I turned back around to put the tea boxes away but mostly to school my face into something that was slightly less appalled.
“Look,” I said. “I know he won’t be a proper heir or ever become a duke?—”
“That’s not it,” Xavier interrupted gently.
“But honestly, that’s no reason to be disappointed in him. He’s just a baby, for Pete’s sake?—”
“There’s nothing wrong with him , Ces, it’s?—”
“He can’t help it if his parents can’t get their crap together. And honestly, I’m sure if you really need to produce a proper heir, Imogene would be happy to step in and make that happen.”
By the time I was done spewing my personal insecurities all over the counter, Xavier had simply sat up on his stool to watch me. My face was heated, and my stomach felt sick at just the thought of Xavier kissing the neighbor girl, much less marrying her and reproducing. He said he would always be here, but what did I know? Dukes had more important things to do than take care of their ex-girlfriends and illegitimate children. Not when they had estates to run and heirs to produce.
Their babies would be so beautiful, too. Tall and dark-haired, or maybe blond and blue-eyed. Regal either way. Perfect for the next generation of lords and ladies.
“Oh God,” I muttered as I rubbed my hands over my face.
After a few seconds, a hand touched one of mine and gently peeled it off one eye, then did the same with the other. Xavier’s blue-eyed gaze blinked at me.

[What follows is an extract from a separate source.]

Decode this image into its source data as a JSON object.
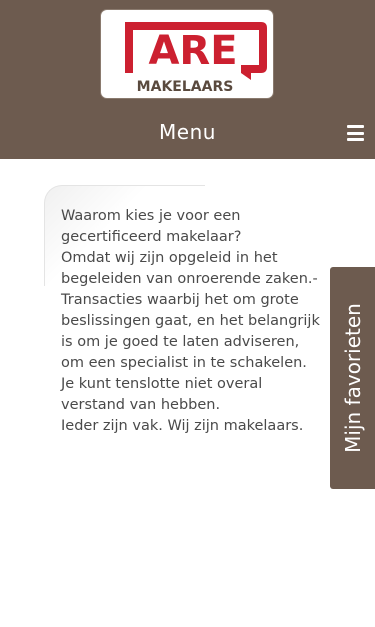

“You misunderstand,” he said in a calmer voice. “I’m upset because every advisor I have will encourage me to make the child legitimate in order to secure the line of succession and further erode Georgie’s claims.”
“Oh,” I said. “But you…don’t want that. I see.”
“ You don’t want that,” he corrected me. “You’ve made it clear again and again. I’m not going to force you to be with me, Ces. And it’s for the best anyway, because honestly, the last thing I want is for any child of mine to inherit this fucking mess.” He shook his head ruefully. “I’m not the slightest bit embarrassed by you or our family. I just don’t want any child to have my life at all.”